As described above, according to the present invention, the attitude angle of the nozzle can be detected by detecting the pressure of the assist gas. Therefore, it is possible to solve all of the above-mentioned problems i) to iv) of the conventional device that detects the attitude angle using the image pickup means or the like.

[Brief description of drawings]

FIG. 1 is a block diagram showing an embodiment of a nozzle attitude angle detecting device of a laser processing machine according to the present invention, FIG. 2 is a sectional view of a processing head portion of the laser processing machine, and FIG. 3 is pressure in a bent pipe.

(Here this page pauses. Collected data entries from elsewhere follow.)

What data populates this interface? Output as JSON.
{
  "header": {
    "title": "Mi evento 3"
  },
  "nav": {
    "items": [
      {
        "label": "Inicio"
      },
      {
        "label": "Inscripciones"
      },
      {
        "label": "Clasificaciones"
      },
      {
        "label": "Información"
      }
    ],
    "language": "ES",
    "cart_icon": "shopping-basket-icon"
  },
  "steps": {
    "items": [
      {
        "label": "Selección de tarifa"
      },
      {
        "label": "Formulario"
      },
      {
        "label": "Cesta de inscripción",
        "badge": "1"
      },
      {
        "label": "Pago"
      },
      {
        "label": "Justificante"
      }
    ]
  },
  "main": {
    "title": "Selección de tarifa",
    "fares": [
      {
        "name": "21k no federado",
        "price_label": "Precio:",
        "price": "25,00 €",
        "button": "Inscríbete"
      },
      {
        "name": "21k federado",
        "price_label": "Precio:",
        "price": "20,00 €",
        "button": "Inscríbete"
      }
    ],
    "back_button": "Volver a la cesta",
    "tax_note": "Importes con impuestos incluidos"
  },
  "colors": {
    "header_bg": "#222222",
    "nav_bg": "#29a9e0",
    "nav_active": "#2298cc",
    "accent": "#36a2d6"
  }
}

FIG. 4 is a view showing the distribution, FIGS. 4 (a) and 4 (b) are views showing the state of releasing assist gas, FIG. 5 is a bottom view of the nozzle according to the embodiment, and FIG. 6 is another view of the present invention. It is the figure which showed the Example. 1 ... Machining head, 2, 3, 4 ... Rotating shaft, 6, 7 ... Reflecting mirror, 8 ... Lens, 9 ... Supply port, 10 ... Workpiece, 10a
... top surface, 11, 12, 17, 18 ... passage, 13, 14,
19, 20 ... Tube, 15, 16, 21, 22 ... Pressure sensor, 23, 24, 26, 27 ... Amplifier, 25, 28
... Calculator

Claims (1)

[Scope of utility model registration request] 1. A laser processing machine comprising a nozzle for emitting an assist gas and laser light toward a workpiece from a tip opening, the laser processing machine being provided symmetrically with respect to the central axis of the nozzle, each from the tip of the nozzle. The attitude angle of the nozzle with respect to the upper surface of the workpiece is detected based on the difference between the pressure detected by the pair of pressure detection means for detecting the pressure of the assist gas released and the pressure detected by the pair of pressure detection means. A nozzle attitude angle detection device in a laser beam machine, comprising: a nozzle attitude angle detection means.